Quando questionado se
existia uma organização chinesa equivalente ao MST, Stedile respondeu que “Não,
porque em 1949 eles fizeram reforma agrária. [Para] vocês que querem tanto
derrotar o MST, a fórmula é simples: façam a reforma agrária que no outro dia
desaparece o MST”.
Este ano, o MST, em
cooperação com os governos dos estados do Nordeste do Brasil, a Universidade
Agrícola da China, os produtores de maquinaria e a Baobab – Associação
Internacional para a Cooperação Popular, começou a trazer maquinaria chinesa
para pequenos produtores no interior do Nordeste. Segundo Stédile, o setor de
máquinas agrícolas do Brasil é controlado por um “oligopólio de três empresas
transnacionais” que produz máquinas que atendem ao grande agronegócio e não à
agricultura familiar.
A cooperação com a
China, que é o maior produtor de máquinas para a agricultura de pequena escala,
é uma “aliança estratégica” para criar futuras fábricas no Brasil com
tecnologia chinesa como parte do desenvolvimento industrial no interior do
Brasil.

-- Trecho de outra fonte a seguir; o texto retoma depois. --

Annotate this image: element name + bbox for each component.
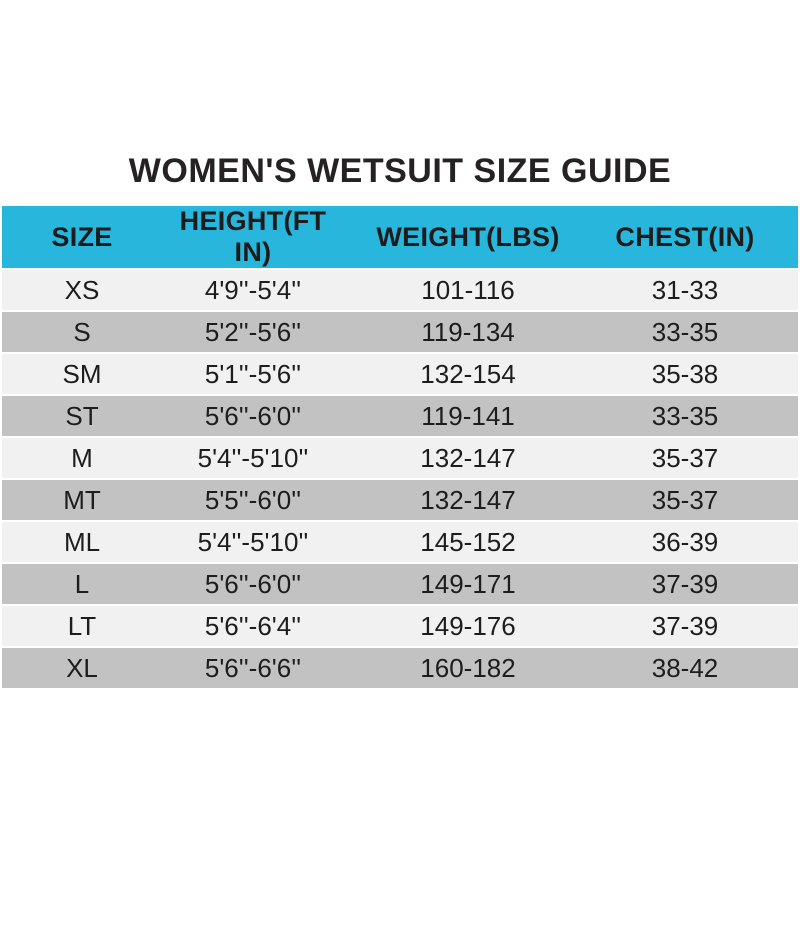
cell-chest: 38-42: [592, 648, 798, 688]
page-title: WOMEN'S WETSUIT SIZE GUIDE: [128, 152, 672, 190]
cell-weight: 132-147: [344, 480, 592, 520]
cell-height: 5'5''-6'0'': [162, 480, 344, 520]
table-row-xs: XS 4'9''-5'4'' 101-116 31-33: [2, 270, 798, 310]
table-row-m: M 5'4''-5'10'' 132-147 35-37: [2, 438, 798, 478]
cell-size: XS: [2, 270, 162, 310]
cell-weight: 119-141: [344, 396, 592, 436]
cell-height: 5'4''-5'10'': [162, 522, 344, 562]
cell-chest: 37-39: [592, 606, 798, 646]
table-row-lt: LT 5'6''-6'4'' 149-176 37-39: [2, 606, 798, 646]
cell-weight: 119-134: [344, 312, 592, 352]
cell-height: 5'6''-6'4'': [162, 606, 344, 646]
cell-size: SM: [2, 354, 162, 394]
column-header-chest: CHEST(IN): [592, 206, 798, 268]
cell-weight: 149-171: [344, 564, 592, 604]
table-row-mt: MT 5'5''-6'0'' 132-147 35-37: [2, 480, 798, 520]
cell-size: ML: [2, 522, 162, 562]
cell-chest: 35-38: [592, 354, 798, 394]
cell-chest: 33-35: [592, 312, 798, 352]
cell-chest: 37-39: [592, 564, 798, 604]
cell-size: LT: [2, 606, 162, 646]
cell-height: 4'9''-5'4'': [162, 270, 344, 310]
cell-size: XL: [2, 648, 162, 688]
cell-height: 5'6''-6'6'': [162, 648, 344, 688]
table-row-l: L 5'6''-6'0'' 149-171 37-39: [2, 564, 798, 604]
table-row-s: S 5'2''-5'6'' 119-134 33-35: [2, 312, 798, 352]
cell-weight: 145-152: [344, 522, 592, 562]
cell-weight: 149-176: [344, 606, 592, 646]
cell-size: M: [2, 438, 162, 478]
cell-weight: 101-116: [344, 270, 592, 310]
cell-chest: 36-39: [592, 522, 798, 562]
table-row-xl: XL 5'6''-6'6'' 160-182 38-42: [2, 648, 798, 688]
table-row-ml: ML 5'4''-5'10'' 145-152 36-39: [2, 522, 798, 562]
column-header-weight: WEIGHT(LBS): [344, 206, 592, 268]
size-guide-page: WOMEN'S WETSUIT SIZE GUIDE SIZE HEIGHT(F…: [0, 150, 800, 950]
cell-height: 5'1''-5'6'': [162, 354, 344, 394]
cell-chest: 33-35: [592, 396, 798, 436]
table-row-sm: SM 5'1''-5'6'' 132-154 35-38: [2, 354, 798, 394]
cell-weight: 132-147: [344, 438, 592, 478]
column-header-size: SIZE: [2, 206, 162, 268]
cell-size: MT: [2, 480, 162, 520]
cell-chest: 35-37: [592, 438, 798, 478]
cell-weight: 160-182: [344, 648, 592, 688]
cell-weight: 132-154: [344, 354, 592, 394]
cell-size: L: [2, 564, 162, 604]
size-guide-table: SIZE HEIGHT(FT IN) WEIGHT(LBS) CHEST(IN)…: [2, 204, 798, 690]
cell-height: 5'6''-6'0'': [162, 396, 344, 436]
cell-size: S: [2, 312, 162, 352]
cell-height: 5'6''-6'0'': [162, 564, 344, 604]
table-row-st: ST 5'6''-6'0'' 119-141 33-35: [2, 396, 798, 436]
cell-size: ST: [2, 396, 162, 436]
column-header-height: HEIGHT(FT IN): [162, 206, 344, 268]
cell-chest: 31-33: [592, 270, 798, 310]
cell-chest: 35-37: [592, 480, 798, 520]
table-header-row: SIZE HEIGHT(FT IN) WEIGHT(LBS) CHEST(IN): [2, 206, 798, 268]
cell-height: 5'2''-5'6'': [162, 312, 344, 352]
cell-height: 5'4''-5'10'': [162, 438, 344, 478]
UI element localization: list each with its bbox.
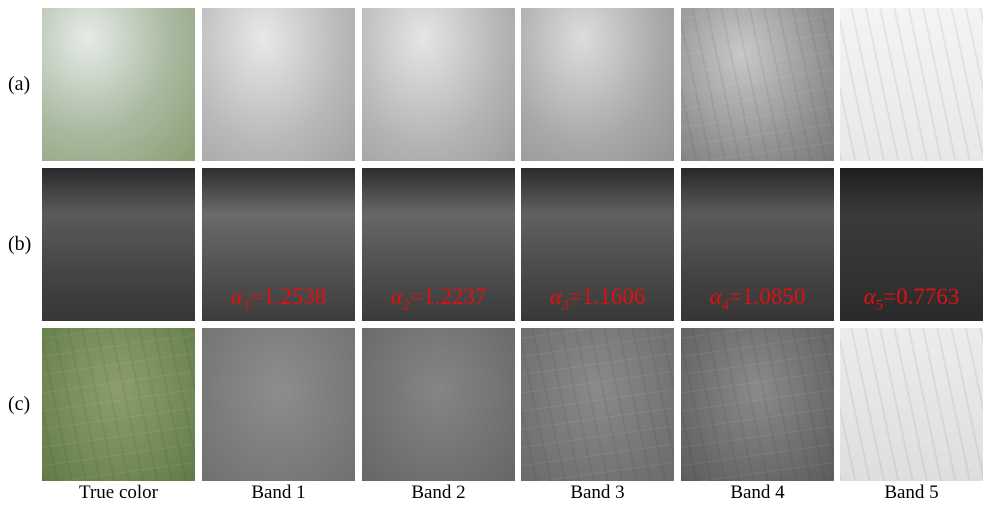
figure: (a) (b) α1=1.2538α2=1.2237α3=1.1606α4=1.08… — [0, 0, 983, 506]
column-label: Band 2 — [362, 482, 515, 504]
image-panel — [42, 168, 195, 321]
row-label: (b) — [8, 233, 31, 256]
alpha-value: =1.2538 — [250, 284, 326, 309]
alpha-annotation: α3=1.1606 — [521, 284, 674, 315]
image-panel: α1=1.2538 — [202, 168, 355, 321]
alpha-annotation: α2=1.2237 — [362, 284, 515, 315]
image-panel — [681, 8, 834, 161]
image-panel: α4=1.0850 — [681, 168, 834, 321]
alpha-symbol: α — [864, 284, 876, 309]
row-label: (a) — [8, 73, 30, 96]
image-panel — [840, 328, 983, 481]
column-label: Band 4 — [681, 482, 834, 504]
image-panel: α5=0.7763 — [840, 168, 983, 321]
alpha-annotation: α5=0.7763 — [840, 284, 983, 315]
image-panel — [521, 328, 674, 481]
column-label: True color — [42, 482, 195, 504]
row-label: (c) — [8, 393, 30, 416]
image-panel — [840, 8, 983, 161]
image-panel — [362, 8, 515, 161]
image-panel — [202, 8, 355, 161]
image-panel: α3=1.1606 — [521, 168, 674, 321]
image-panel — [362, 328, 515, 481]
alpha-value: =1.2237 — [410, 284, 486, 309]
image-panel — [42, 8, 195, 161]
image-panel — [681, 328, 834, 481]
alpha-value: =1.0850 — [729, 284, 805, 309]
alpha-annotation: α4=1.0850 — [681, 284, 834, 315]
image-panel: α2=1.2237 — [362, 168, 515, 321]
image-panel — [521, 8, 674, 161]
column-label: Band 3 — [521, 482, 674, 504]
image-panel — [42, 328, 195, 481]
alpha-value: =0.7763 — [883, 284, 959, 309]
alpha-symbol: α — [231, 284, 243, 309]
alpha-symbol: α — [550, 284, 562, 309]
alpha-value: =1.1606 — [569, 284, 645, 309]
alpha-symbol: α — [391, 284, 403, 309]
alpha-symbol: α — [710, 284, 722, 309]
image-panel — [202, 328, 355, 481]
column-label: Band 5 — [840, 482, 983, 504]
alpha-annotation: α1=1.2538 — [202, 284, 355, 315]
column-label: Band 1 — [202, 482, 355, 504]
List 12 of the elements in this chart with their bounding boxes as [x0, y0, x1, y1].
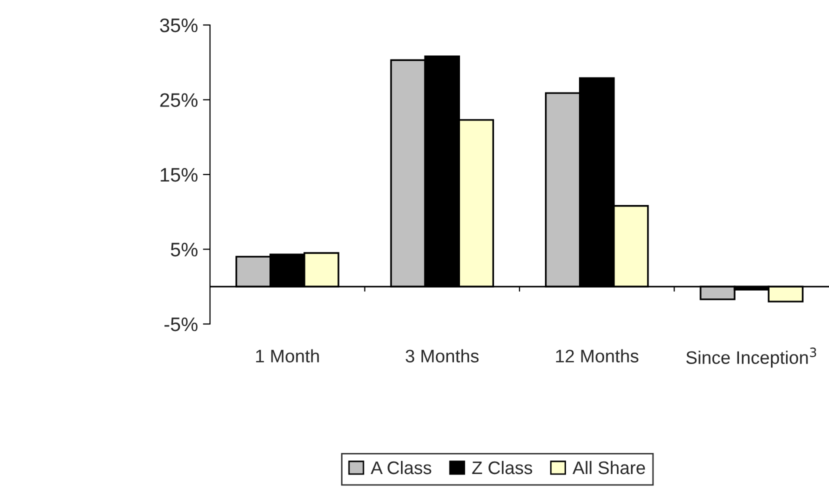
y-tick-label: 15%: [160, 168, 198, 182]
y-tick-label: 25%: [160, 93, 198, 107]
legend-label: A Class: [370, 460, 432, 474]
y-tick-label: -5%: [164, 318, 198, 332]
x-tick-label: 12 Months: [556, 349, 638, 362]
x-tick-label: 3 Months: [406, 349, 479, 362]
legend-label: Z Class: [472, 460, 532, 474]
x-tick-label: Since Inception$^{3}$: [686, 348, 816, 368]
y-tick-label: 35%: [160, 18, 198, 32]
y-tick-label: 5%: [170, 242, 198, 256]
x-tick-label: 1 Month: [256, 349, 319, 362]
legend-label: All Share: [572, 460, 645, 474]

Hoje, em comparação com o início do período socialista, a China prefere
exportar o desenvolvimento em vez da ideologia comunista – maquinaria em vez de armas – mas esta cooperação marca outro capítulo na história de
décadas entre a China e o Brasil na luta pela reforma agrária.
Como proclamou Julião
em seu último discurso no Congresso Nacional durante o desenrolar do golpe de
1964:
É inútil querer
obstaculizar e querer impedir o avanço do povo brasileiro…[que] já tomou a
decisão de conquistar a sua emancipação econômica, a sua emancipação social. E
ela será conquistada como nós costumamos dizer nos nossos encontros com as
massas camponesas do Nordeste do Brasil. Será conquistada na lenda ou na lavra.
Será conquistada pacificamente ou através da revolução?
Sessenta anos depois,
esta luta inacabada pela emancipação do povo brasileiro continua.